Using arrays with functions taking ranges

monarch_dodra monarchdodra at gmail.com
Fri Dec 14 06:01:06 PST 2012


On Friday, 14 December 2012 at 13:09:15 UTC, Mu wrote:
> Thank you, monarch_dodra. This looks like what I wanted.
>
> I have a question:
> How come the function works with MmFile.opSlice's without 
> appender(&)?
> And is this reliable behavior?
>
> caesarCipher(cast(ubyte[]) inputFile.opSlice, cast(ubyte[]) 
> outputFile.opSlice, 13);

It "works" because in theory, all mutable ranges verify the "is 
output range" trait. However, they are not "sinks", so if you 
write too much into them, you'll get an out of index exception. 
Does it work at runtime, and do you get the correct behavior?

In this case, I don't think appender would work, because it would 
just re-allocate to a GC-allocated slice, and not your MM.

Reading the MM doc, I don't think it offers output range 
interface.

In this specific case, I think you are supposed to reserve the 
correct amount of space beforehand, and copy using input range 
interface.

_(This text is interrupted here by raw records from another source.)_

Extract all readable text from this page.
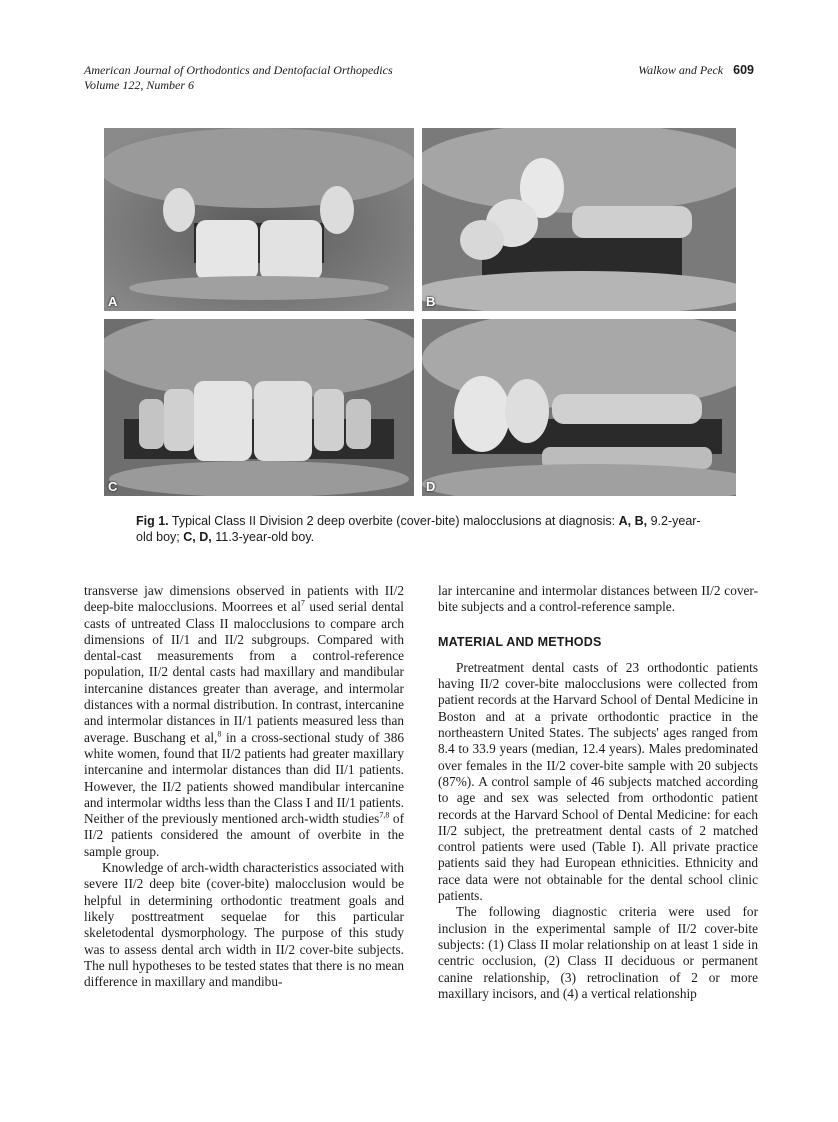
American Journal of Orthodontics and Dentofacial Orthopedics
Volume 122, Number 6
Walkow and Peck 609
A	B
C	D
Fig 1. Typical Class II Division 2 deep overbite (cover-bite) malocclusions at diagnosis: A, B, 9.2-year-old boy; C, D, 11.3-year-old boy.

transverse jaw dimensions observed in patients with II/2 deep-bite malocclusions. Moorrees et $al^7$ used serial dental casts of untreated Class II malocclusions to compare arch dimensions of II/1 and II/2 subgroups. Compared with dental-cast measurements from a control-reference population, II/2 dental casts had maxillary and mandibular intercanine distances greater than average, and intermolar distances with a normal distribution. In contrast, intercanine and intermolar distances in II/1 patients measured less than average. Buschang et al,$^8$ in a cross-sectional study of 386 white women, found that II/2 patients had greater maxillary intercanine and intermolar distances than did II/1 patients. However, the II/2 patients showed mandibular intercanine and intermolar widths less than the Class I and II/1 patients. Neither of the previously mentioned arch-width studies$^{7,8}$ of II/2 patients considered the amount of overbite in the sample group.

Knowledge of arch-width characteristics associated with severe II/2 deep bite (cover-bite) malocclusion would be helpful in determining orthodontic treatment goals and likely posttreatment sequelae for this particular skeletodental dysmorphology. The purpose of this study was to assess dental arch width in II/2 cover-bite subjects. The null hypotheses to be tested states that there is no mean difference in maxillary and mandibu-

lar intercanine and intermolar distances between II/2 cover-bite subjects and a control-reference sample.

MATERIAL AND METHODS

Pretreatment dental casts of 23 orthodontic patients having II/2 cover-bite malocclusions were collected from patient records at the Harvard School of Dental Medicine in Boston and at a private orthodontic practice in the northeastern United States. The subjects' ages ranged from 8.4 to 33.9 years (median, 12.4 years). Males predominated over females in the II/2 cover-bite sample with 20 subjects (87%). A control sample of 46 subjects matched according to age and sex was selected from orthodontic patient records at the Harvard School of Dental Medicine: for each II/2 subject, the pretreatment dental casts of 2 matched control patients were used (Table I). All private practice patients said they had European ethnicities. Ethnicity and race data were not obtainable for the dental school clinic patients.

The following diagnostic criteria were used for inclusion in the experimental sample of II/2 cover-bite subjects: (1) Class II molar relationship on at least 1 side in centric occlusion, (2) Class II deciduous or permanent canine relationship, (3) retroclination of 2 or more maxillary incisors, and (4) a vertical relationship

You'll have to make sure there is enough room first 
though. That's basically what you'd do with iterators mind you.

> Trying to use appender(&) on the casted opSlice's yields a "is 
> not an lvalue" error.

Yes, that's because when you are casting to ubyte[], you are 
creating a new *slice*. It refers to the same data as your 
"outputFile.opSlice" object, but the slice itself is a new 
object, so you cannot extract its address.

You might as well just use Appender instead of RefAppender: they 
both do exactly the same thing. The difference is that 
RefAppender will always re-assign your slice to the current 
buffer, so you can "see" the updates as it goes.